Let the perpendicular line from the point $E$ to the line $AB$ intersect the arc $\widehat{BC}$ in the point $S$, $k_1$ be the circle centered in $A$ passing through $C$, $k_2$ be the circle centered in $B$ passing through $D$, $k$ be the circle passing through $A$, $B$, $C$, $D$. The line $SC$ intersects $k_1$ again in $C^{\prime }$ and the line $SD$ intersects $k_2$ again in $D^{\prime }$. Circles $k_1$ and $k$ meet in $C$, $C^{\prime \prime }$ and circles $k_2$ and $k$ meet in $D$, $D^{\prime \prime }$. Using the lemma we have $S{C}^{\prime }=S{C}^{\prime \prime }$ and $S{D}^{\prime }=S{D}^{\prime \prime }$. Let the circles $k_1$ and $k_2$ meet again in $E^{\prime }$. Using a contradiction, we shall prove that $C^{\prime \prime }=D^{\prime \prime }=E^{\prime }$.

The point $S$ lies on the chord $E{E}^{\prime }\perp AB$ of the circles $k_1$ and $k_2$. That means its powers to these two circles are equal. We know that $S$ bisects the arc $\widehat{CD}$, so $SD=SC$ and consequently $S{C}^{\prime \prime }=S{C}^{\prime }=S{D}^{\prime }=S{D}^{\prime \prime }$. If $D^{\prime \prime }$ and $C^{\prime \prime }$ are different points then the triangle $△S{D}^{\prime \prime }{C}^{\prime \prime }$ is isosceles and its altitude from $S$ passes through the circumcentre of $k$ and consequently (by the symmetry) the quadrilateral $CD{D}^{\prime \prime }{C}^{\prime \prime }$ is isosceles trapezoid ($SC=SD$). We can find points $A$ and $B$ as the intersection points of the axes of the segments $C{C}^{\prime \prime }$ and $D{D}^{\prime \prime }$ with $k$. But then also $ABCD$ is an isosceles trapezoid, $AB\parallel CD$, which is a contradiction to the given $AB\nparallel CD$.

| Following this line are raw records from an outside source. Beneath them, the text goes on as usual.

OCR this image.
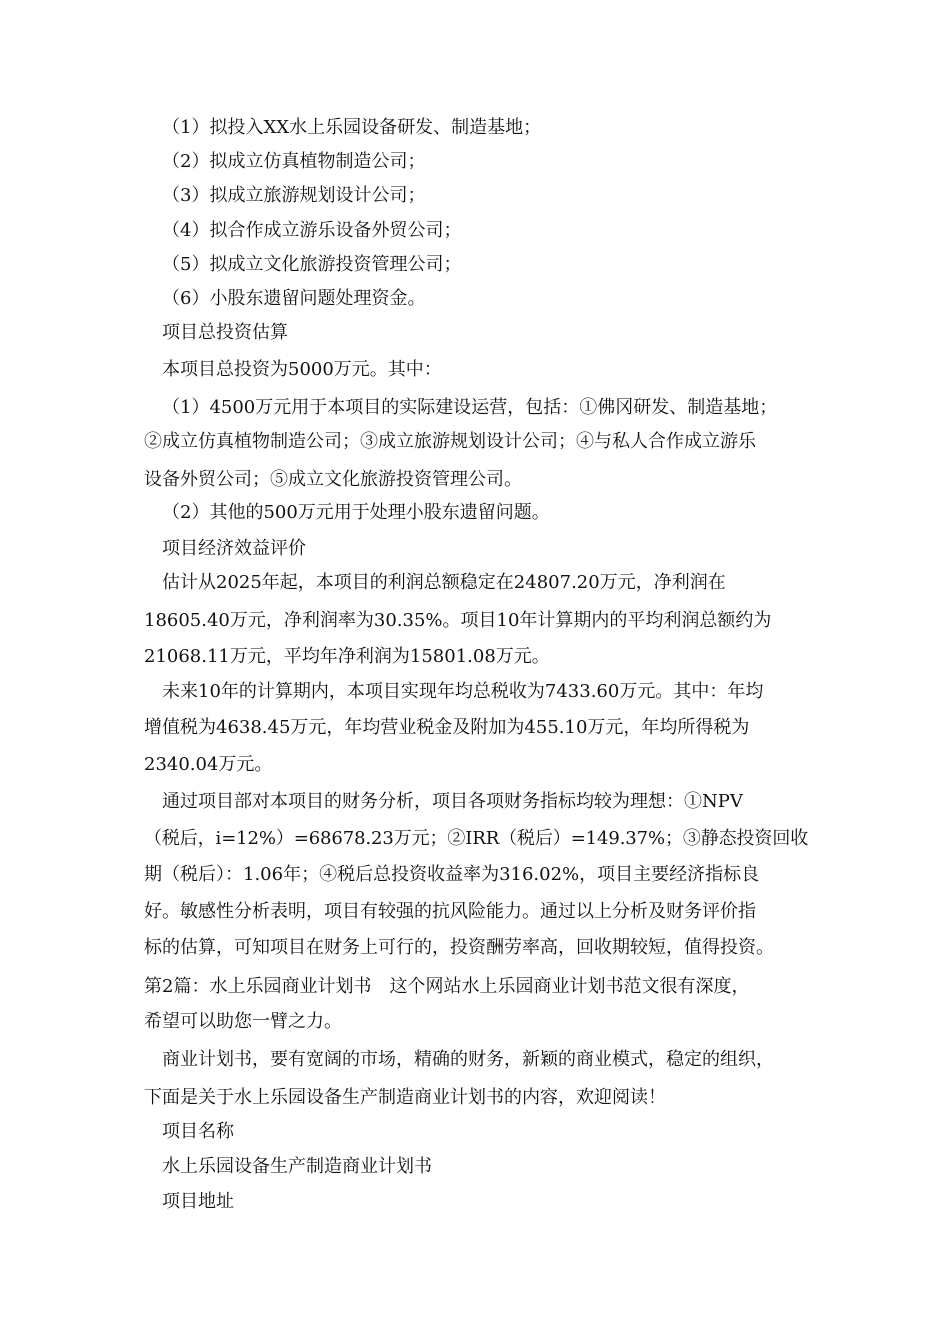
（1）拟投入XX水上乐园设备研发、制造基地；
（2）拟成立仿真植物制造公司；
（3）拟成立旅游规划设计公司；
（4）拟合作成立游乐设备外贸公司；
（5）拟成立文化旅游投资管理公司；
（6）小股东遗留问题处理资金。
项目总投资估算
本项目总投资为5000万元。其中：
（1）4500万元用于本项目的实际建设运营，包括：①佛冈研发、制造基地；
②成立仿真植物制造公司；③成立旅游规划设计公司；④与私人合作成立游乐
设备外贸公司；⑤成立文化旅游投资管理公司。
（2）其他的500万元用于处理小股东遗留问题。
项目经济效益评价
估计从2025年起，本项目的利润总额稳定在24807.20万元，净利润在
18605.40万元，净利润率为30.35%。项目10年计算期内的平均利润总额约为
21068.11万元，平均年净利润为15801.08万元。
未来10年的计算期内，本项目实现年均总税收为7433.60万元。其中：年均
增值税为4638.45万元，年均营业税金及附加为455.10万元，年均所得税为
2340.04万元。
通过项目部对本项目的财务分析，项目各项财务指标均较为理想：①NPV
（税后，i=12%）=68678.23万元；②IRR（税后）=149.37%；③静态投资回收
期（税后）：1.06年；④税后总投资收益率为316.02%，项目主要经济指标良
好。敏感性分析表明，项目有较强的抗风险能力。通过以上分析及财务评价指
标的估算，可知项目在财务上可行的，投资酬劳率高，回收期较短，值得投资。
第2篇：水上乐园商业计划书　这个网站水上乐园商业计划书范文很有深度，
希望可以助您一臂之力。
商业计划书，要有宽阔的市场，精确的财务，新颖的商业模式，稳定的组织，
下面是关于水上乐园设备生产制造商业计划书的内容，欢迎阅读！
项目名称
水上乐园设备生产制造商业计划书
项目地址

If we denote $\angle D{E}^{\prime }S=\angle S{E}^{\prime }C=\alpha$ and $\angle A{E}^{\prime }D=\beta$ then $\angle C{E}^{\prime }D=2\alpha -\beta$ because $2|\widehat{CD}|=|\widehat{AB}|$. Using $BD=B{E}^{\prime }$ and $AC=A{E}^{\prime }$ we compute the angles in the triangle $AB{E}^{\prime }$: $$\begin{array}{rl}2\alpha +\beta & =\angle A{E}^{\prime }C=\angle AC{E}^{\prime }=\angle AB{E}^{\prime }\\ 4\alpha -\beta & =\angle B{E}^{\prime }D=\angle BD{E}^{\prime }=\angle BA{E}^{\prime }\end{array}$$ which yields to $$180^{\circ }=2\alpha +\beta +4\alpha -\beta +4\alpha =10\alpha$$ and $\angle ACB=180^{\circ }-\angle A{E}^{\prime }B=180^{\circ }-4\alpha =108^{\circ }$.